Chris Pratt: Zachorował przez teścia. Jest nim... Arnold Schwarzenegger
Chris Pratt wszedł do rodziny Arnolda Schwarzeneggera, żeniąc się z jego córką, Katherine, w 2019 roku. O tym, jak to jest mieć za teścia ikonę kina i kulturystyki, gwiazdor "Strażników Galaktyki" opowiedział w swoim najnowszym wywiadzie. Treningi skoro świt? Bynajmniej. Schwarzenegger nauczył go za to palić cygara. Być może ku zgubie Pratta, bo ten po jednej z ich cygarowych sesji, doznał infekcji płuc.
"Nie ma nic bardziej męskiego, niż Arnold Schwarzenegger palący cygaro. A kiedy na świat przychodzi jego wnuczka, czyli moja córka, nie sposób było odmówić wypalenia z nim cygara" - Chris Pratt przyznał w show Jimmy'ego Fallona.
Narodziny swojej drugiej córki, Eloise, Pratt świętował w maju 2022 r. Nie odrzucił wtedy propozycji teścia. Mimo że ma astmę i stroni od papierosów.
Gdy jego żona zobaczyła, że wychodzą na dwór zapalić, zasugerowała mu, że to kiepski pomysł, ale Pratt zbył ją stwierdzeniem, że wszystko będzie dobrze.
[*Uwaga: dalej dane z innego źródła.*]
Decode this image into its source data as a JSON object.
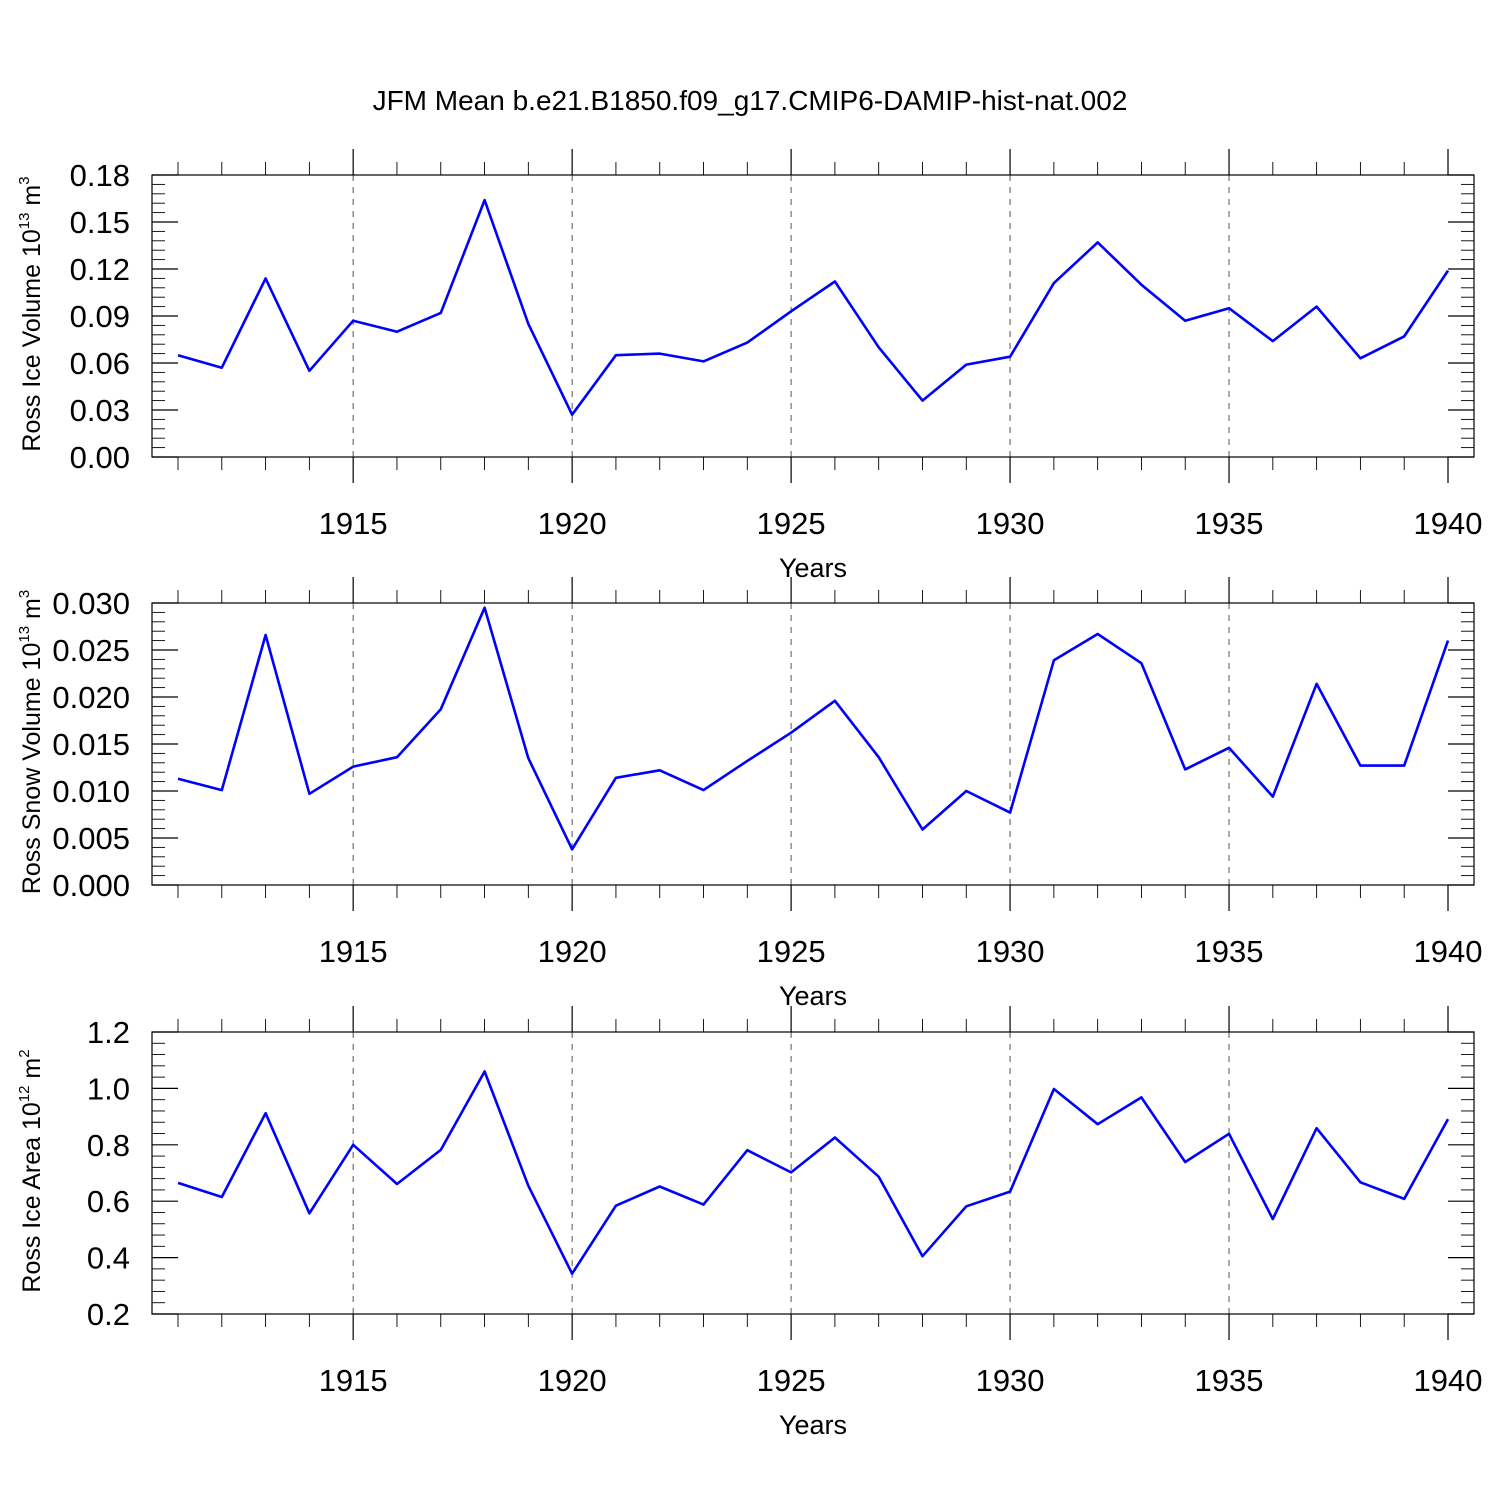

"Więc wyszliśmy. Palę cygaro, mówię: 'Dobre. Ach, to Cohiba?' (najbardziej pożądana marka cygar kubańskich - przyp. red.). A potem budzę się następnego dnia z poważną infekcją płuc'. I tak było warto. Cóż, jest presja rówieśników i jest presja Arnolda Schwarzeneggera" - opowiedział, jak wyglądają negocjacje z byłym gubernatorem.
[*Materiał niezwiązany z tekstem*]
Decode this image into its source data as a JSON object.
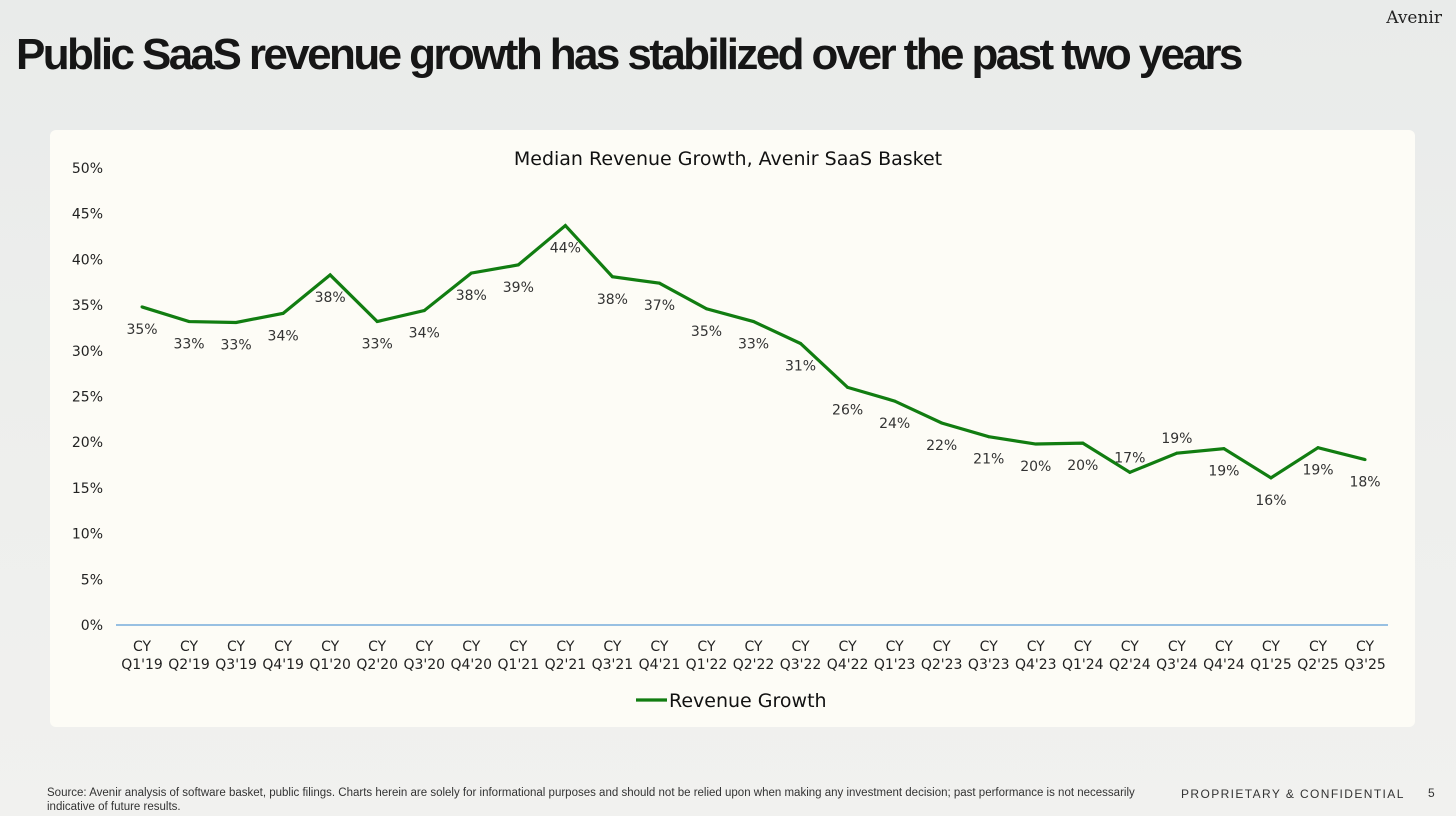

Pratt wspomniał również, że Schwarzenegger nie jest w ich rodzinie nazywany dziadkiem angielskim słowem grandfather, czy grandpa, ale po niemiecku, czyli opa. Tak bowiem honorują to, że jego teść pochodzi z Austrii.
Co ciekawe, Schwarzeneggera w świat cygar pod koniec lat 70. XX wieku wprowadził jego były teść, Sargent Shriver. Aktor lubił opowiadać historię, że za każdym razem, gdy jego była żona, Maria, narzekała na to, że pali cygara, nie bez satysfakcji przypominał jej, że to jej ojciec sprawił, że zaczął je palić.